Le film peut être le plus ambitieux de John Carpenter à défaut d’être le plus abouti. Il reste que L’antre de la folie est bon film qui laisse chez le fan une grande impression de malaise. Les scènes dont on ne sait plus si elles sont réelles ou fictives s’enchaînent et font peur car, avant tout, John Carpenter sait que la suggestion sera toujours plus forte que la monstration. Sam Neill en expert d’assurances cyniques, acteur sous estimé, fournit ici une interprétation hallucinante qui nous amène au bord de la folie dans sa quête de la vérité. Julie Carmen est très bien car son sex appeal est bien contrebalancé par la terreur de la situation. Le scénariste, Michael De Luca, fournit un travail très dense et casse gueule dont il se sort assez bien. Les scènes nocturnes (voir les cyclistes bizarres) bénéficient d’une très belle photographie dont les contrastes accentuent la terreur. Cette histoire s’inspire de l’écrivain Stephen King pour le mystère mégalomaniaque et la confusion personnage fictif et vie réelle mais surtout de H. P. Lovecraft comme toute la filmographie de Carpenter.

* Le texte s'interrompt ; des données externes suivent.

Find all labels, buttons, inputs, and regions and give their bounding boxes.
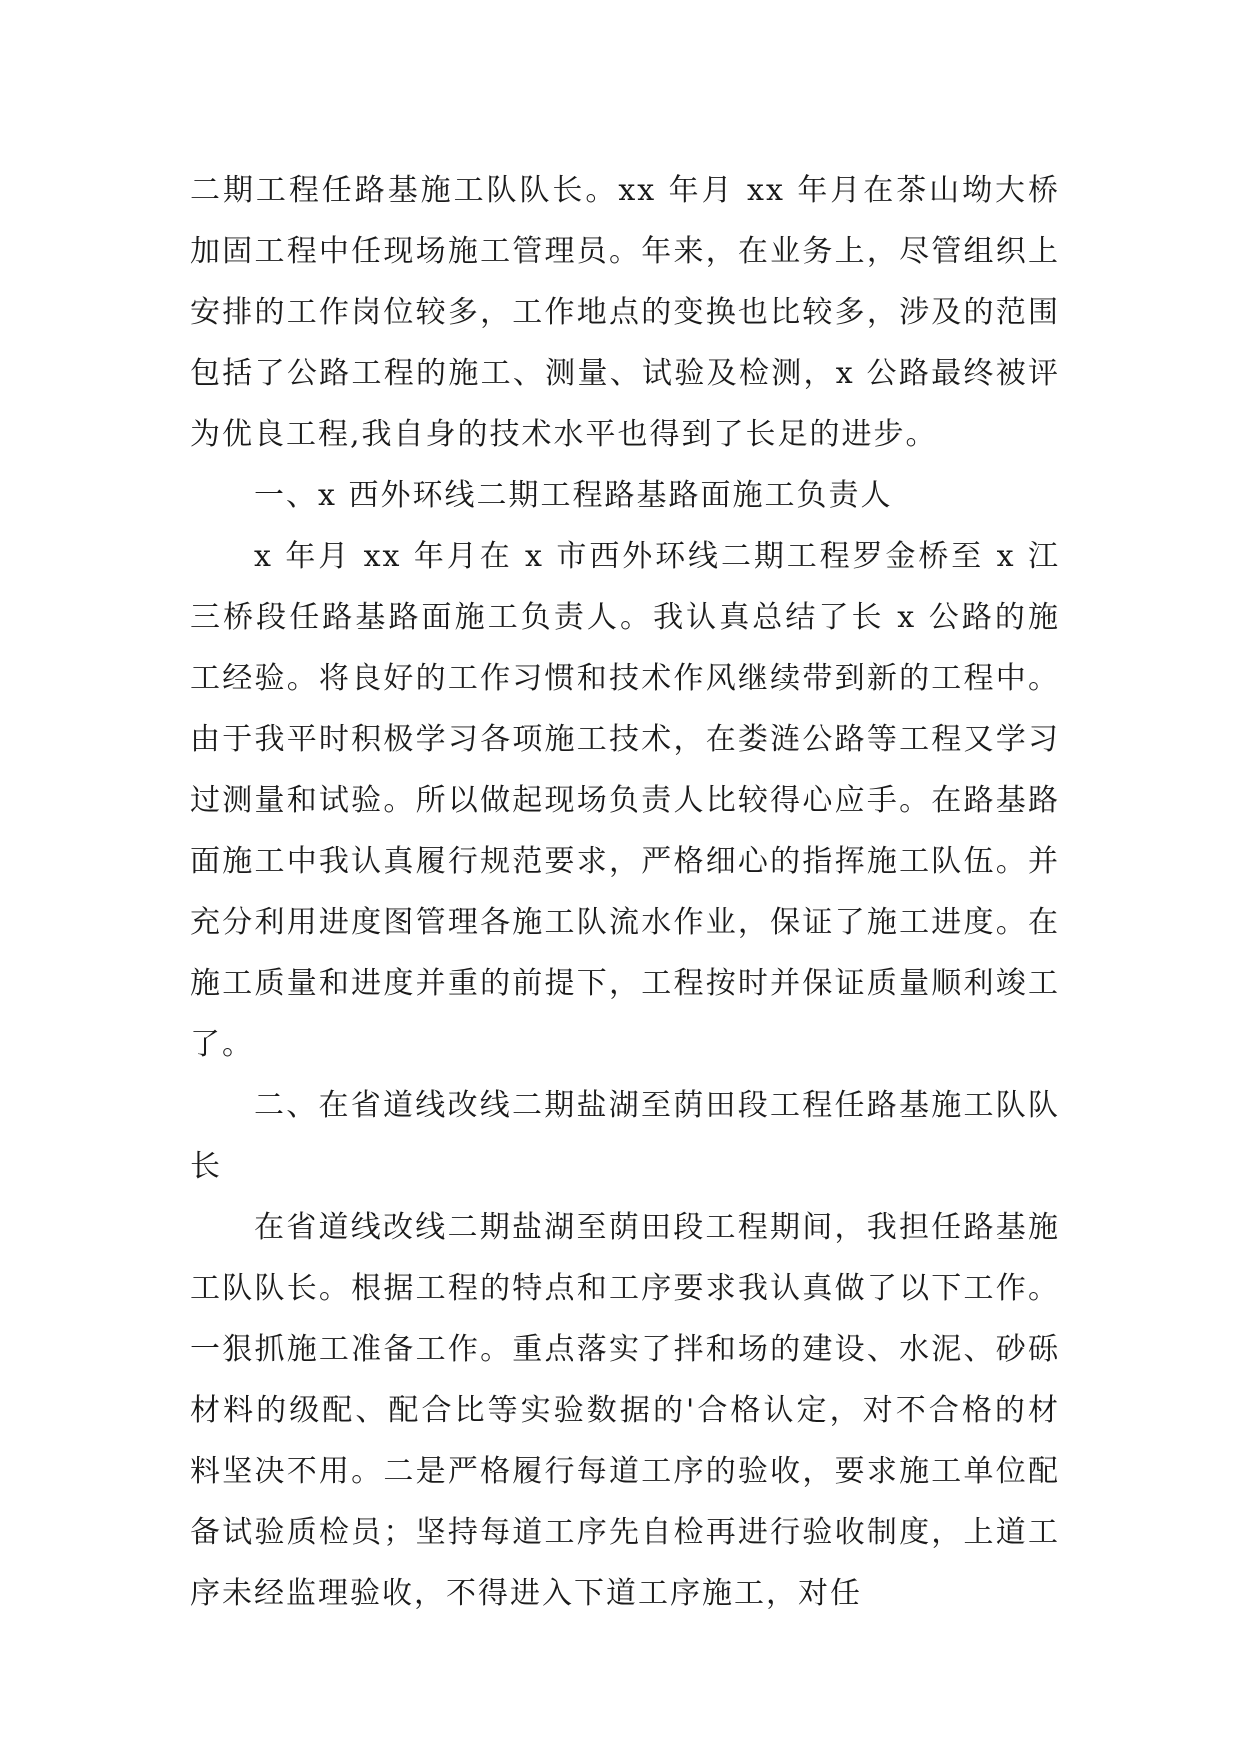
section-heading-1: 一、x 西外环线二期工程路基路面施工负责人: [254, 478, 893, 513]
paragraph-section-1: x 年月 xx 年月在 x 市西外环线二期工程罗金桥至 x 江三桥段任路基路面施工负责人。我认真总结了长 x 公路的施工经验。将良好的工作习惯和技术作风继续带到新的工程中。由于我平时积极学习各项施工技术，在娄涟公路等工程又学习过测量和试验。所以做起现场负责人比较得心应手。在路基路面施工中我认真履行规范要求，严格细心的指挥施工队伍。并充分利用进度图管理各施工队流水作业，保证了施工进度。在施工质量和进度并重的前提下，工程按时并保证质量顺利竣工了。: [190, 539, 1060, 1062]
paragraph-intro: 二期工程任路基施工队队长。xx 年月 xx 年月在茶山坳大桥加固工程中任现场施工管理员。年来，在业务上，尽管组织上安排的工作岗位较多，工作地点的变换也比较多，涉及的范围包括了公路工程的施工、测量、试验及检测，x 公路最终被评为优良工程,我自身的技术水平也得到了长足的进步。: [190, 173, 1060, 452]
section-heading-2: 二、在省道线改线二期盐湖至荫田段工程任路基施工队队长: [190, 1088, 1060, 1184]
paragraph-section-2: 在省道线改线二期盐湖至荫田段工程期间，我担任路基施工队队长。根据工程的特点和工序要求我认真做了以下工作。一狠抓施工准备工作。重点落实了拌和场的建设、水泥、砂砾材料的级配、配合比等实验数据的'合格认定，对不合格的材料坚决不用。二是严格履行每道工序的验收，要求施工单位配备试验质检员；坚持每道工序先自检再进行验收制度，上道工序未经监理验收，不得进入下道工序施工，对任: [190, 1210, 1060, 1611]
document-body: [190, 160, 1060, 1624]
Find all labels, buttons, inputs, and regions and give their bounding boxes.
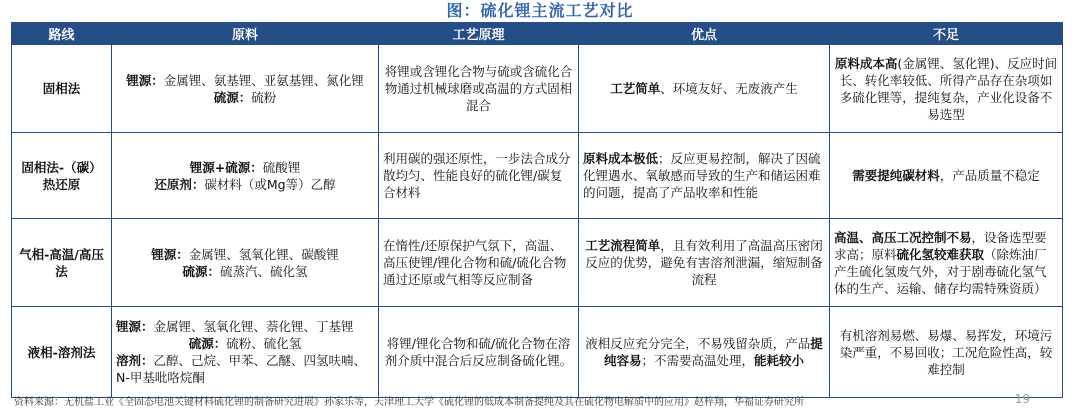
raw-material-cell: 锂源：金属锂、氢氧化锂、萘化锂、丁基锂 硫源：硫粉、硫化氢 溶剂：乙醇、己烷、甲苯、乙醚、四氢呋喃、N-甲基吡咯烷酮 [112, 307, 379, 398]
cons-cell: 高温、高压工况控制不易，设备选型要求高；原料硫化氢较难获取（除炼油厂产生硫化氢废气外，对于剧毒硫化氢气体的生产、运输、储存均需特殊资质） [830, 219, 1063, 307]
table-row [12, 307, 1063, 398]
header-raw-material: 原料 [112, 23, 379, 45]
raw-material-cell: 锂源：金属锂、氨基锂、亚氨基锂、氮化锂 硫源：硫粉 [112, 45, 379, 133]
route-cell: 固相法 [12, 45, 112, 133]
cons-cell: 有机溶剂易燃、易爆、易挥发，环境污染严重，不易回收；工况危险性高，较难控制 [830, 307, 1063, 398]
header-principle: 工艺原理 [379, 23, 579, 45]
table-row [12, 133, 1063, 219]
table-row [12, 219, 1063, 307]
principle-cell: 利用碳的强还原性，一步法合成分散均匀、性能良好的硫化锂/碳复合材料 [379, 133, 579, 219]
route-cell: 液相-溶剂法 [12, 307, 112, 398]
header-route: 路线 [12, 23, 112, 45]
route-cell: 固相法-（碳）热还原 [12, 133, 112, 219]
pros-cell: 工艺简单、环境友好、无废液产生 [579, 45, 830, 133]
raw-material-cell: 锂源+硫源：硫酸锂 还原剂：碳材料（或Mg等）乙醇 [112, 133, 379, 219]
raw-material-cell: 锂源：金属锂、氢氧化锂、碳酸锂 硫源：硫蒸汽、硫化氢 [112, 219, 379, 307]
cons-cell: 需要提纯碳材料，产品质量不稳定 [830, 133, 1063, 219]
page-number: 19 [1014, 392, 1030, 406]
process-comparison-table [11, 22, 1063, 398]
route-cell: 气相-高温/高压法 [12, 219, 112, 307]
header-cons: 不足 [830, 23, 1063, 45]
pros-cell: 液相反应充分完全，不易残留杂质，产品提纯容易；不需要高温处理，能耗较小 [579, 307, 830, 398]
principle-cell: 将锂或含锂化合物与硫或含硫化合物通过机械球磨或高温的方式固相混合 [379, 45, 579, 133]
table-header-row [12, 23, 1063, 45]
cons-cell: 原料成本高(金属锂、氢化锂)、反应时间长、转化率较低、所得产品存在杂项如多硫化锂等，提纯复杂，产业化设备不易选型 [830, 45, 1063, 133]
principle-cell: 将锂/锂化合物和硫/硫化合物在溶剂介质中混合后反应制备硫化锂。 [379, 307, 579, 398]
pros-cell: 原料成本极低；反应更易控制，解决了因硫化锂遇水、氧敏感而导致的生产和储运困难的问题，提高了产品收率和性能 [579, 133, 830, 219]
principle-cell: 在惰性/还原保护气氛下，高温、高压使锂/锂化合物和硫/硫化合物通过还原或气相等反应制备 [379, 219, 579, 307]
page-title: 图：硫化锂主流工艺对比 [446, 1, 634, 20]
pros-cell: 工艺流程简单，且有效利用了高温高压密闭反应的优势，避免有害溶剂泄漏，缩短制备流程 [579, 219, 830, 307]
table-row [12, 45, 1063, 133]
header-pros: 优点 [579, 23, 830, 45]
source-note: 资料来源：无机盐工业《全固态电池关键材料硫化锂的制备研究进展》孙家乐等，天津理工大学《硫化锂的低成本制备提纯及其在硫化物电解质中的应用》赵梓翔，华福证券研究所 [14, 397, 804, 408]
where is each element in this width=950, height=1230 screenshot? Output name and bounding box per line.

Aucun film de Carpenter ne peut être un navet, dans la mesure où l’américain, dans chacun de ses films, tente d’expurger une ou des réflexions philosophiques des scénarios de ses films dont les genres, souvent considérés comme mineurs par l’intelligentsia, ne sont à priori porteurs que d’angoisse, d’horreur, de suspense, d’action, bref, de monstres, de robots ou de soucoupes volantes. Ici la réflexion se résumerait à savoir qui est dérivée de l’autre : la fiction ou la réalité ? Ponctués d’apparitions toujours impressionnantes, Des esprits carrés regretterons la fin en queue de poisson, et les apparitions certes impressionnantes mais intempestives, les rebondissements certes palpitants mais ô combien à la mord moi le gland. Mais tout cela n’est qu’un habillage visuel et symbolique de la réflexion mentionnée ci-dessus, traité avec une forte ironie dramatique. La frustration de ces cinéphiles vient sans doute que les ficelles utilisées par Carpenter pour coudre son affaire auraient pu être un chouia plus fines.